Recensione di Gian Luca Guillaume
Dalla quarta di copertina apprendiamo che, per scrivere questa opera prima, vi è stata una gestazione lunga trent’anni, ove il poeta ha addensato e composto il suo mosaico privato con vetri colorati e sghembi.
È una commistione di stili diversi: primo fra tutti, per presenza massiccia sulla pagina, quello prosastico bukowskiano, con tutti i riferimenti del caso, a cominciare dal tragicomico rapporto uomo-donna, alle fatiche e alle sofferenze quotidiane cariche di domande senza risposte, alle debolezze umane condite dai vizi, a quel filosofeggiare spicciolo ed elementare presente in molti poeti che vivono anziché meditare. Poi si passa all’aforisma o epigramma faceto, ove il poeta dà il meglio di sé date le sue innate doti umoristiche: alcune frasi sono davvero divertenti e argute, altre piuttosto incomprensibili, piccoli bon bon da offrire con galanteria a donne compiacenti di tali fraseggi così eccessivamente dolciastri. Infine, nascosto in angoli angusti e ombrosi, lo stile alto dei nostri poeti novecenteschi, con la presenza di strutture metriche imperfette che fanno a pugni con la maggior parte dei componimenti nonché con la natura estemporanea dell’autore.
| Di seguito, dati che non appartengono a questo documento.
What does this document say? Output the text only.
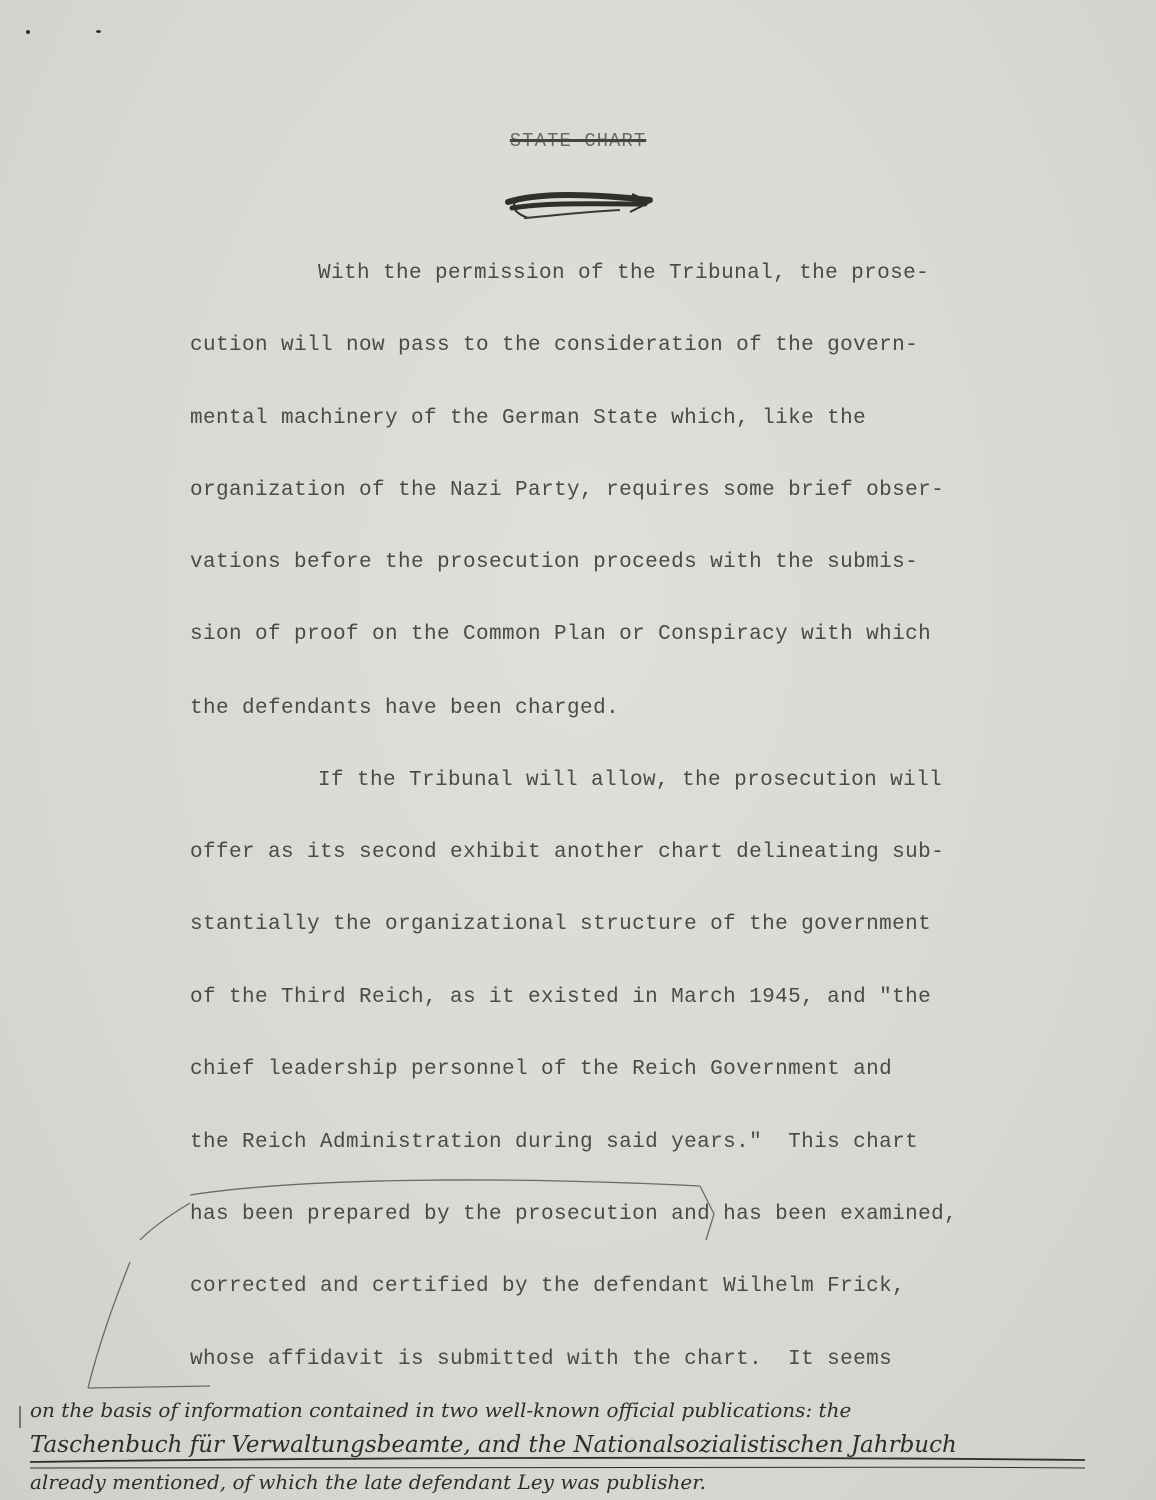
STATE CHART
With the permission of the Tribunal, the prose-
cution will now pass to the consideration of the govern-
mental machinery of the German State which, like the
organization of the Nazi Party, requires some brief obser-
vations before the prosecution proceeds with the submis-
sion of proof on the Common Plan or Conspiracy with which
the defendants have been charged.
If the Tribunal will allow, the prosecution will
offer as its second exhibit another chart delineating sub-
stantially the organizational structure of the government
of the Third Reich, as it existed in March 1945, and "the
chief leadership personnel of the Reich Government and
the Reich Administration during said years."  This chart
has been prepared by the prosecution and has been examined,
corrected and certified by the defendant Wilhelm Frick,
whose affidavit is submitted with the chart.  It seems
on the basis of information contained in two well-known official publications: the
Taschenbuch für Verwaltungsbeamte, and the Nationalsozialistischen Jahrbuch
already mentioned, of which the late defendant Ley was publisher.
Detto questo, mi vien più facile descrivere e giudicare questa raccolta procedendo per esclusioni, per sottrazioni, cioè indicando tutti quegli elementi presenti nella maggior parte delle raccolte, odierne e d’antan, e quelle consuetudini del poeta che qui non sono di casa.
Registro, con piacevole stupore, la totale assenza della pioggia (o quasi), del mal tempo, del cielo nuvoloso e nero, di quel tempo uggioso così usitato in poesia sia come pennellata impressionistica sia come rappresentazione di uno stato emotivo. La sua, invece, è una silloge “solare”, esuberante, con quello sguardo sempre rivolto verso l’alto, verso il cielo terso, le nuvole bianche e quel sole così radioso ed estroverso che ti vien voglia di sorridere o di correre a perdifiato. È un libro “ottimista”, giovanile e allegro, in controtendenza rispetto alla consueta e proverbiale malinconia del poeta. Anche la morte, così cupa e dolente, viene pronunciata solamente in riferimento all’ineluttabile condizione dell’uomo, un fatto conosciuto e inevitabile, quindi senza angoscia né pessimismo. La malattia, fisica o morale, che ha riempito pagine e pagine, interi tomi, soprattutto negli ultimi due secoli, è un altro ingrediente estraneo alla raccolta, sia nelle sue sfumature sia negli interstizi di qualche figura retorica di qualche verso oscuro; niente. Si sente che il poeta sta bene: è pieno di energie, felice della vita oppure disinteressato a quegli aspetti legati alla decadenza. Come pure la totale mancanza di figure senili come i vecchi, le nonnine, le beghine ecc.; manco l’ombra sulla carta. Come dicevo prima, l’autore preferisce strizzare l’occhio all’ironia anziché ripiegarsi su se stesso, preferisce la battuta arguta allo sfogo emotivo oppure essere sarcastico invece che patetico.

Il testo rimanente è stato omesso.